Friday, April 06, 2007

Huh-Hi

Sometimes, my friend Delium will stop by the library to pick up some goodies and say howdy. One day, he happened to be standing there as I was helping another patron. As the patron walked away, Delium commented "wow. Your work-voice is very pleasant. And you somehow have a work-voice that doesn't sound like a work-voice. It sounds like you just talk that way normally."

What? I have a work-voice? When I started to pay attention to it, I had to admit I do. It's different from my regular voice. Warmer, with more clarity. I'm not saying that I walk around in my personal life talking with a cold, hard slur. The difference is more subtle than that. But if you know me really well, you can tell the difference. And I guess I'm ok with that. But there is a line that must not be crossed.

The other day, someone from work called me at home. After I hung up with them, I turned around to see Nordic Boy looking at me.

Me: What?
Him: You just did the double goodbye.
Me: What is the double goodbye?
Him: You know, like flight attendants do. "Buh-bye."
Me: I did not.
Him: Oh yes. You did.

Listen, I'm not saying that there's anything inherently wrong with the double goodbye. All of you double goodbyers out there, don't be mad. Some of my best friends are buh-bye people. It fits on them. I, however, am not a double goodbyer. Or so I thought. But apparently, the Work Character that I have inhabited since I have started this librarian gig has evolved into someone who says buh-bye. How did this happen?

My brother would laugh if he heard about this. When we were growing up, we would take these epic trips back to the homeland that required up to thirty six hours on airplanes, all in a row. We would get on and off these planes ad nauseam, and one of the things we would do, as we got punchier and punchier, was, as we would de-plane, say "BUH-bye!" to the flight attendants. This, as a child, was hysterical to us. Now, look at me. I'm saying if for reals.
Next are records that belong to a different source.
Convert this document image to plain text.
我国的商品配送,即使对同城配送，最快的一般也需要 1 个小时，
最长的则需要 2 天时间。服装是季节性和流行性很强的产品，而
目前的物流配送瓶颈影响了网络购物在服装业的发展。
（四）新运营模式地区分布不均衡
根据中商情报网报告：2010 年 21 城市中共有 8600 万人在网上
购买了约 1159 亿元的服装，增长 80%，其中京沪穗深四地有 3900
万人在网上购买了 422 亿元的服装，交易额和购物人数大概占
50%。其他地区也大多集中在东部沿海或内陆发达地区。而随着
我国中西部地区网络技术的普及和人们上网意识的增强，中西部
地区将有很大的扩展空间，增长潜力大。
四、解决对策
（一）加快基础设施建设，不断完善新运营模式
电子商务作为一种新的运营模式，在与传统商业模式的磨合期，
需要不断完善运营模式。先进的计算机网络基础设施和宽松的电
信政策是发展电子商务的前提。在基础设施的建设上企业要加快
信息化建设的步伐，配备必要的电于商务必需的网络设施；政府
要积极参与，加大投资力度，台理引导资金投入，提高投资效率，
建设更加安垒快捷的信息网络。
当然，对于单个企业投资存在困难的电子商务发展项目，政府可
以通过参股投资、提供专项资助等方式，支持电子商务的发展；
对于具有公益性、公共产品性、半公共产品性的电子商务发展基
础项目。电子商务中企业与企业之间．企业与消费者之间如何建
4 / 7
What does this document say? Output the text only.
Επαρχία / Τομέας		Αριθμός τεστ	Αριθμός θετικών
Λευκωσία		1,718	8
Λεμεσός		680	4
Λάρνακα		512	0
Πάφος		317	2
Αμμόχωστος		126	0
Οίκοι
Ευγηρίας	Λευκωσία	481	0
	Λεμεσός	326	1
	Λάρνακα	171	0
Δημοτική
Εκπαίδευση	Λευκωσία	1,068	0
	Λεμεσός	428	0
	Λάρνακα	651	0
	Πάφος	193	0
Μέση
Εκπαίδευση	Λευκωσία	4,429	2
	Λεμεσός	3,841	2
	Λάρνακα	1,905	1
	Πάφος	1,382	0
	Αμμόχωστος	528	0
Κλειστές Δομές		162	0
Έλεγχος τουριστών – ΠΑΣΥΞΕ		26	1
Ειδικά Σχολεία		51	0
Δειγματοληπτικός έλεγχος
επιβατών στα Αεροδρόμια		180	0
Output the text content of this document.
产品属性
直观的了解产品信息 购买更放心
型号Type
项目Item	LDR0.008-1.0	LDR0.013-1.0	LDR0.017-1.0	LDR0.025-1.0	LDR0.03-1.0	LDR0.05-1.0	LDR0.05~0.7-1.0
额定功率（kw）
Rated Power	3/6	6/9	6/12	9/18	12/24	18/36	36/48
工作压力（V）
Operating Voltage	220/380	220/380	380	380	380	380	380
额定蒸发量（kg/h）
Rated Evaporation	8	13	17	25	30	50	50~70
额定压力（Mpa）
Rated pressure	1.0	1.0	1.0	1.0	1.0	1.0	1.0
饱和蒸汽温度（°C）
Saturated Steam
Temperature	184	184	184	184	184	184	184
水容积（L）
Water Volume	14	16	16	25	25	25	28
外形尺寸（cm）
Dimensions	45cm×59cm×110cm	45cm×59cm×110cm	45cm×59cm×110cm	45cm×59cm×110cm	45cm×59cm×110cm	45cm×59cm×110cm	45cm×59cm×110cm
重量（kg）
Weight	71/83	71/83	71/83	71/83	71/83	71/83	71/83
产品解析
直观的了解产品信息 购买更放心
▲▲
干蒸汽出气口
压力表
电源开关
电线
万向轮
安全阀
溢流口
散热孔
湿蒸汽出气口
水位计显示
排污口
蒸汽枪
Also, there is the concept of Keeping It Fresh. This, despite what it sounds like, has nothing to do with Ziploc bags or Summer's Eve. It is an acting term. When you have to memorize lines and say them over and over, night after night, performance after performance, you have to work at Keeping It Fresh. You have to make sure that you sound like you are saying those words for the very first time, every time. It's hard. And it applies to librarians too.

Every night, we have to read a series of closing announcements over the loudspeaker thingamajig. At regular intervals for the last half hour before we close the doors, we have to let people know we're closing, so that they can prepare themselves for the shock of leaving the library. We have a little script that we read for this. It goes something like: "May I have your attention please. We're closing. Get out." Only, you know, nicer than that. That's why we need the script, or we may accidentally say something goofy like what I just said. Anyhoo. About two months into my job, I was doing the closing announcement. A patron walked by and saw me speaking in to the loudspeaker. When I was done, he said, all smiles, "Hey! That's crazy! I totally thought that was a recorded machine talking!" Yeah. So apparently my work-voice when I started this gig was akin to Rosie the Robot from the Jetsons. May. I. help. you. with. that. reference. question.

So I guess evolving to a place where at least my work-voice is pleasant is a step up. And that's all I have to say about that. Buh-bye.

Kiss the rings, I'm out.
Librarian Girl

5 comments:

That is what I said said...

I became a telephone buh-bye-er when I started working in a library. I think it has something to do with wanting to fit the picture I think people I only speak with on the telephone have of someone who works in a library - middle-aged, unwed, bun-wearing, long-skirted lady. How wrong those mental pictures are...now, but in a few years I shudder to imagine.

Darlene said...

When I answer the phone at work, people on the other end are always silent for a few seconds...they will then start laughing and say, "Oh, I thought you were an answering machine! I was waiting for the beep!" The first few times it was funny, but after a jillion times of hearing this, I just want to say, "Beep!" and hang up.

velocibadgergirl said...

I have a "phone voice" that's super sugary and way nicer than my real voice. It evolved back when I was working for a non-profit and had to ask people to give us stuff for free :P

Anyway, my husband once took great glee in pointing out that I use my "phone voice" when I order from drive-thrus and making fun of me for it. So shoot me for trying to be polite to the poor drive-thru workers, I wanted to say. I used to be one of them...they're like my surly, teenaged people, you know?

Anyway...woot for weird work voices. Buh-bye!

Human said...

I find that most people who talk in a "work voice" as described are expressing there maternal/paternal side. I never used the "bye bye". Until my Son came along that is.
Now I say it all the time.

Peace.

Katie Kiekhaefer said...

During the summer while I was in college, I was a "customer service representative" i.e. take calls from people who used raid and off and now want their money back/want to sue the company. I was the queen of the phone voice and the "bye now" (why I thought that was better than buh-bye I don't know).